A list of ensembles performing Trevor Weston’s compositions include Roomful of Teeth, The Boston Children’s Chorus, St. Thomas Church Fifth Avenue Choir, The Starling Chamber Orchestra, Mallarme Chamber Players, The Providence Singers, Chicago Sinfonietta, Seraphic Fire, The Tufts Chamber Chorus, Ensemble Pi, The Amernet String Quartet, The UC Berkeley Chamber Chorus, The Washington Chorus, Trilogy: An Opera Company, and The Manhattan Choral Ensemble. In addition to his creative work, Weston completed the re-orchestration of Florence Price’s Piano Concerto for the Center for Black Music Research in 2010.
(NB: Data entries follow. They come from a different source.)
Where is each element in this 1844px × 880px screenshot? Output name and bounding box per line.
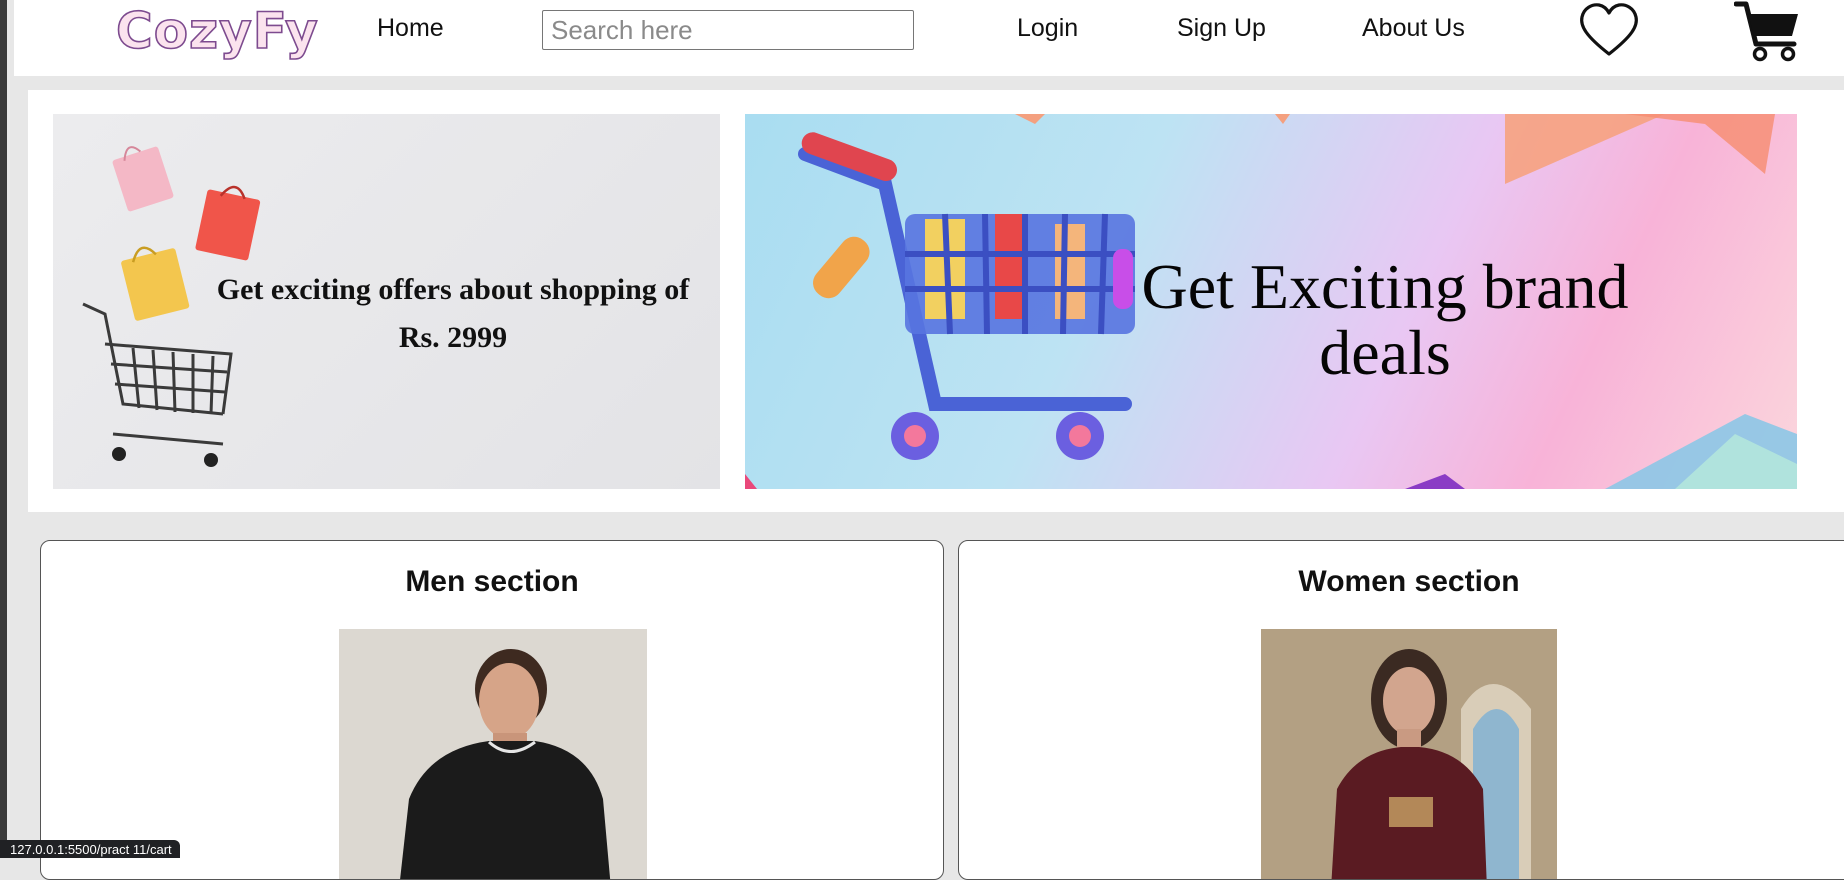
women-model-image (1261, 629, 1557, 879)
brand-deals-text: Get Exciting brand deals (1141, 251, 1629, 388)
nav-home-link[interactable]: Home (377, 14, 444, 43)
offer-banner-text: Get exciting offers about shopping of Rs… (216, 273, 690, 354)
women-tshirt-photo[interactable] (1261, 629, 1557, 879)
top-navbar: CozyFy Home Login Sign Up About Us (14, 0, 1844, 76)
browser-edge (0, 0, 7, 858)
men-section-card[interactable]: Men section (40, 540, 944, 880)
cart-icon[interactable] (1734, 0, 1802, 62)
nav-login-link[interactable]: Login (1017, 14, 1078, 43)
men-model-image (339, 629, 647, 879)
men-section-title: Men section (405, 565, 579, 598)
women-section-title: Women section (1298, 565, 1520, 598)
brand-logo[interactable]: CozyFy (115, 1, 319, 61)
status-bar-url: 127.0.0.1:5500/pract 11/cart (0, 840, 180, 858)
nav-signup-link[interactable]: Sign Up (1177, 14, 1266, 43)
men-tshirt-photo[interactable] (339, 629, 647, 879)
search-input[interactable] (542, 10, 914, 50)
women-section-card[interactable]: Women section (958, 540, 1844, 880)
brand-deals-banner[interactable]: Get Exciting brand deals (745, 114, 1797, 489)
nav-about-link[interactable]: About Us (1362, 14, 1465, 43)
heart-icon[interactable] (1578, 2, 1640, 58)
offer-banner[interactable]: Get exciting offers about shopping of Rs… (53, 114, 720, 489)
Trevor Weston’s musical education began at St. Thomas Choir school in NYC at the age of ten. He received his BA from Tufts University and continued his studies at the University of California, Berkeley where he earned his MA and PhD in music composition. His primary composition teachers were T. J. Anderson, Olly Wilson and Andrew Imbrie and Richard Felciano. Dr. Weston is currently a Professor of Music and Chair of the Music Department at Drew University in Madison, NJ.
Dr. Raymond Codrington
Dr. Raymond Codrington is President and CEO of Weeksville Heritage Center (WHC). He is a cultural anthropologist who holds substantive experience in creating intersections between popular culture and race studies, museum and public engagement, policy analysis, and applied research. Before joining the Weeksville Heritage Center, Raymond was the Executive Director of Hi-ARTS. At Hi-ARTS, he successfully expanded the organization, diversified its donor community, and oversaw notable partnerships with local and national cultural organizations. Before leading Hi-ARTS, he was a Senior Research Associate at the Aspen Institute’s Roundtable on Community Change policy program.
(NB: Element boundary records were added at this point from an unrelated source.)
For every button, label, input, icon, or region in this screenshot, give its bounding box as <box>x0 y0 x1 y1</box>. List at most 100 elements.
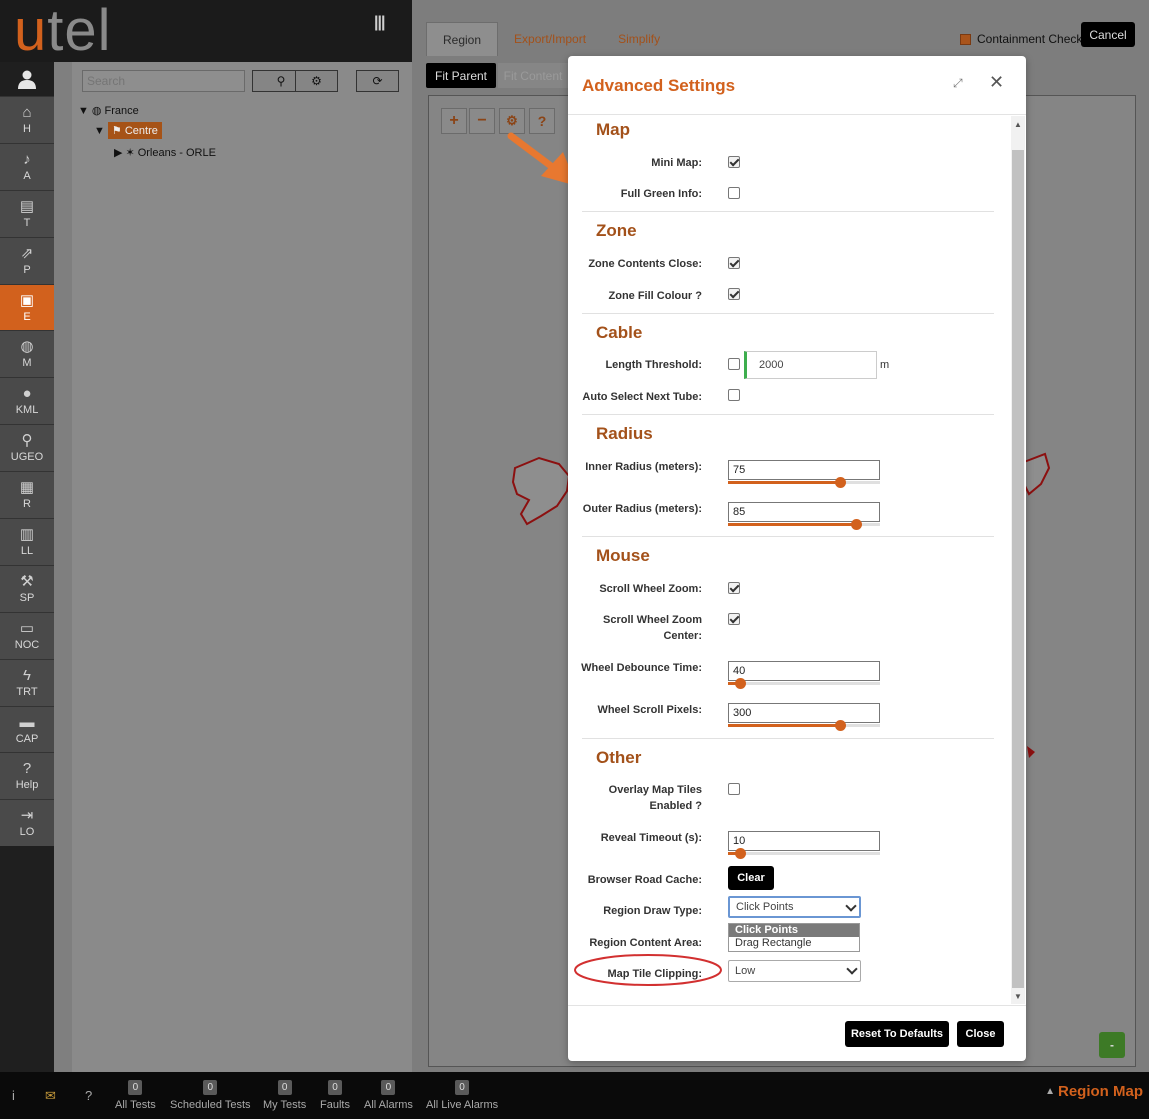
outer-radius-slider[interactable] <box>728 519 880 530</box>
globe-icon: ◍ <box>91 105 102 117</box>
warehouse-icon: ▬ <box>19 713 35 731</box>
nav-item-help[interactable]: ? Help <box>0 752 54 800</box>
slider-handle[interactable] <box>835 477 847 488</box>
wheel-scroll-pixels-input[interactable] <box>728 703 880 723</box>
bottom-item-label: My Tests <box>263 1099 307 1111</box>
modal-scrollbar[interactable]: ▲ ▼ <box>1011 116 1025 1004</box>
inner-radius-slider[interactable] <box>728 477 880 488</box>
bottom-item-scheduled-tests[interactable]: 0 Scheduled Tests <box>170 1080 251 1111</box>
tab-simplify[interactable]: Simplify <box>602 22 676 56</box>
auto-select-next-tube-checkbox[interactable] <box>728 389 740 401</box>
tree-settings-button[interactable]: ⚙ <box>295 70 338 92</box>
caret-up-icon[interactable]: ▲ <box>1045 1086 1055 1097</box>
region-draw-type-dropdown: Click Points Drag Rectangle <box>728 923 860 952</box>
slider-handle[interactable] <box>850 519 862 530</box>
slider-handle[interactable] <box>735 678 747 689</box>
bottom-item-all-live-alarms[interactable]: 0 All Live Alarms <box>426 1080 498 1111</box>
scroll-wheel-zoom-checkbox[interactable] <box>728 582 740 594</box>
containment-checkbox[interactable] <box>960 33 971 45</box>
scroll-up-icon[interactable]: ▲ <box>1014 120 1022 129</box>
wheel-debounce-time-slider[interactable] <box>728 678 880 689</box>
tab-region[interactable]: Region <box>426 22 499 56</box>
option-click-points[interactable]: Click Points <box>729 924 859 937</box>
bolt-icon: ϟ <box>23 666 31 684</box>
bottom-item-all-alarms[interactable]: 0 All Alarms <box>364 1080 413 1111</box>
containment-checks-toggle[interactable]: Containment Checks <box>960 32 1088 46</box>
utel-logo: utel <box>14 0 112 63</box>
bottom-item-all-tests[interactable]: 0 All Tests <box>115 1080 156 1111</box>
envelope-icon[interactable]: ✉ <box>45 1088 56 1104</box>
nav-item-ugeo[interactable]: ⚲ UGEO <box>0 424 54 472</box>
zone-fill-colour-label: Zone Fill Colour ? <box>608 290 703 302</box>
fit-content-button[interactable]: Fit Content <box>498 63 568 88</box>
document-icon: ▦ <box>19 479 35 497</box>
zone-fill-colour-checkbox[interactable] <box>728 288 740 300</box>
bottom-item-my-tests[interactable]: 0 My Tests <box>263 1080 306 1111</box>
nav-item-p[interactable]: ⇗ P <box>0 236 54 284</box>
reveal-timeout-slider[interactable] <box>728 848 880 859</box>
tree-node-centre[interactable]: ▼ ⚑ Centre <box>94 122 162 139</box>
length-threshold-input[interactable] <box>744 351 877 379</box>
nav-item-map[interactable]: ◍ M <box>0 330 54 378</box>
scroll-wheel-zoom-center-checkbox[interactable] <box>728 613 740 625</box>
inner-radius-label: Inner Radius (meters): <box>585 461 702 473</box>
minimize-minimap-button[interactable]: - <box>1099 1032 1125 1058</box>
tree-search-input[interactable] <box>82 70 245 92</box>
zone-contents-close-checkbox[interactable] <box>728 257 740 269</box>
tree-node-orleans[interactable]: ▶ ✶ Orleans - ORLE <box>114 146 216 160</box>
modal-body: Map Mini Map: Full Green Info: Zone Zone… <box>568 116 1026 1006</box>
nav-item-label: UGEO <box>10 451 44 464</box>
region-draw-type-select[interactable]: Click Points <box>728 896 861 918</box>
nav-item-e[interactable]: ▣ E <box>0 283 54 331</box>
nav-item-home[interactable]: ⌂ H <box>0 96 54 143</box>
nav-item-lo[interactable]: ⇥ LO <box>0 799 54 847</box>
nav-item-r[interactable]: ▦ R <box>0 471 54 519</box>
option-drag-rectangle[interactable]: Drag Rectangle <box>729 937 859 950</box>
slider-handle[interactable] <box>735 848 747 859</box>
wheel-scroll-pixels-slider[interactable] <box>728 720 880 731</box>
reset-to-defaults-button[interactable]: Reset To Defaults <box>845 1021 949 1047</box>
slider-handle[interactable] <box>835 720 847 731</box>
map-tile-clipping-select[interactable]: Low <box>728 960 861 982</box>
scroll-wheel-zoom-label: Scroll Wheel Zoom: <box>599 583 702 595</box>
scroll-down-icon[interactable]: ▼ <box>1014 992 1022 1001</box>
refresh-button[interactable]: ⟳ <box>356 70 399 92</box>
pushpin-icon: ✶ <box>125 147 135 159</box>
mini-map-checkbox[interactable] <box>728 156 740 168</box>
count-badge: 0 <box>455 1080 470 1095</box>
wheel-debounce-time-input[interactable] <box>728 661 880 681</box>
nav-item-kml[interactable]: ● KML <box>0 377 54 425</box>
inner-radius-input[interactable] <box>728 460 880 480</box>
scroll-thumb[interactable] <box>1012 150 1024 988</box>
tab-export-import[interactable]: Export/Import <box>498 22 602 56</box>
nav-item-noc[interactable]: ▭ NOC <box>0 611 54 659</box>
overlay-map-tiles-checkbox[interactable] <box>728 783 740 795</box>
zoom-out-button[interactable]: − <box>469 108 495 134</box>
bottom-item-faults[interactable]: 0 Faults <box>320 1080 350 1111</box>
expand-icon[interactable]: ⤢ <box>953 76 963 91</box>
gear-icon: ⚙ <box>311 74 322 88</box>
close-button[interactable]: Close <box>957 1021 1004 1047</box>
nav-item-tests[interactable]: ▤ T <box>0 189 54 237</box>
column-toggle-icon[interactable]: ||| <box>374 14 385 32</box>
nav-item-ll[interactable]: ▥ LL <box>0 518 54 565</box>
info-icon[interactable]: i <box>12 1088 15 1103</box>
tree-node-france[interactable]: ▼ ◍ France <box>78 104 139 118</box>
close-icon[interactable]: ✕ <box>989 72 1004 93</box>
reveal-timeout-input[interactable] <box>728 831 880 851</box>
fit-parent-button[interactable]: Fit Parent <box>426 63 496 88</box>
cancel-button[interactable]: Cancel <box>1081 22 1135 47</box>
nav-item-sp[interactable]: ⚒ SP <box>0 564 54 612</box>
section-map-title: Map <box>596 120 630 139</box>
zoom-in-button[interactable]: + <box>441 108 467 134</box>
nav-item-label: R <box>23 498 31 511</box>
nav-item-label: Help <box>15 779 39 792</box>
user-icon[interactable] <box>0 62 54 96</box>
full-green-info-checkbox[interactable] <box>728 187 740 199</box>
nav-item-alarms[interactable]: ♪ A <box>0 142 54 190</box>
question-icon[interactable]: ? <box>85 1088 92 1103</box>
nav-item-cap[interactable]: ▬ CAP <box>0 705 54 753</box>
clear-cache-button[interactable]: Clear <box>728 866 774 890</box>
nav-item-trt[interactable]: ϟ TRT <box>0 658 54 706</box>
length-threshold-checkbox[interactable] <box>728 358 740 370</box>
During his career, Raymond has developed programming focused on urban expressive culture for the Los Angeles Department of Cultural Affairs and the Mayor’s Office of Los Angeles as an independent curator and consultant. He has also held several senior-level roles at prominent cultural institutions, including as founding director of the Julian C. Dixon Institute for Cultural Studies, and curator in the Department of Anthropology at the Natural History Museum of Los Angeles County. He was also the Sandy Boyd Postdoctoral Fellow at the Field Museum’s Center for Cultural Understanding and Change.
Raymond studied Government and African-American Studies at the University of Texas at Austin. He earned his doctorate in anthropology at the CUNY Graduate Center. Ray has conducted ethnographic research across the U.S. and U.K., studying race, blackness, equity, Hip-Hop, popular culture, and civic engagement. Raymond lives with his family in Brooklyn.